Healthcare stocks attempt a reversal as insiders buy
Key points:
- The healthcare sector has approached a 100-year extreme drawdown relative to the broader market
- Trends in the sector are so bad that they indicate washout conditions, and investors seem to sense snapback potential
- Corporate insiders among healthcare stocks have been buying with increasing intensity, also sensing an opportunity
Healthcare is reversing from a historic drawdown
The rally in stocks off the April low has been described as "torrid," "relentless," and "broad-based." All true.
But that doesn't mean everything has rallied, as investors in the healthcare sector have come to know all too well. Relative to the S&P 500, the total return on those stocks just hit a -35% drawdown for one of the few times in 100 years.

The table below shows how they performed relative to the market in the months after those severe drawdowns. It includes any date when the drawdown reached -35% for the first time in at least three months. They were all triggered by medium- to long-term lows in the ratio, with the only relative loss over the following year, in 1936, soon transitioning to a generational low.

The table below shows the absolute total return for the sector (not relative to the S&P 500). Losses were rare and minimal. Over the following year, only the 1933 signals witnessed a further drawdown larger than -9%, while the average drawup (maximum gain) neared +22%.

Investors seemed to notice the potential for a snapback last week, as the sector fund XLV dove to a new low on Thursday but then reversed intraday to close in positive territory. In the fund's history, similar reversals occurred only a handful of times, all preceding sustained rallies.

Because of the tiny sample size, the table below relaxes the parameters to include six-month lows; it shows forward returns when XLV hit a six-month low and then reversed intraday to close higher than the prior day's close. There were many more instances (though only one in the past decade), and every one showed a gain either three or six months later.
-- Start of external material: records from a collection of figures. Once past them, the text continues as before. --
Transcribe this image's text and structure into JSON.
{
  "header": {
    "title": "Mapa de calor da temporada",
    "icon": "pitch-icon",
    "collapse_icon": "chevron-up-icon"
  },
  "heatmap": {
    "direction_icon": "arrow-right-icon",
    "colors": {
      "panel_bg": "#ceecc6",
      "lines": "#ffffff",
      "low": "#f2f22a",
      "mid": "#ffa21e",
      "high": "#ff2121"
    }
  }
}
A trend so bad it may be good
The decline in XLV since its September peak has been fairly harsh, with a major failed rally attempt. The Correlation Pattern Match tool shows similar price patterns, highlighting any similarly-paced period with a correlation higher than +0.80 on a scale of -1.0 to +1.0. The table below the chart indicates that XLV had a strong tendency to rally in the months following similar price action.

The Trend Score on XLV is understandably poor. In fact, it really couldn't get any worse. The Trend Score aggregates ten measures of trend based on XLV's momentum and position relative to various moving averages. The Score has been mired at 0 for two straight weeks.
Over the life of the fund, further downside has been limited when its trend was so exhaustively negative for two weeks EXCEPT for during the 2008 global financial crisis. Those were terrible signals for a contrarian, as the fund continued on to double-digit losses. So, one would have to believe that a multi-generational crisis was on hand to give that period more weight than the other signals.

From a very long-term perspective, it's remarkable that a 50-month moving average of fund flows in all healthcare sector ETFs has turned negative for only the 2nd time in two decades.

The decline in funds like XLV are due in part to trouble in some large-cap stocks like UnitedHealth. The Cumulative Advance/Decline Line for XLV is quite healthy, only a net 76 advancing issues away from an all-time high. It has been steadily rising while XLV has declined in recent months.

As others sell, insiders step up
The GuruFocus service shows many substantial insider buys in the healthcare industry last week.

The spike in buying transactions over the past week continues the trend of rising purchase interest among insiders since the sector peaked.

When we combine the rise in buying interest with a historically low number of sellers, the Buy/Sell Ratio also spiked to a level that ties its record going back over a decade. Other times the ratio approached this extreme, XLV did extremely well from two months and beyond (granted, much of the study period was dominated by bull markets).

What the research tells us...
Healthcare stocks have bounced back since sinking to a low and then reversing late last week. But the magnitude of their decline, both absolute and relative, suggests that more gains could (and should) be in the offing. The sector's trend has been so bad that it's potentially good for a contrary reaction, especially in relation to the broader market. The increasing pace of buying among insiders in the sector further confirms that those who should know best have confidence in a potential recovery.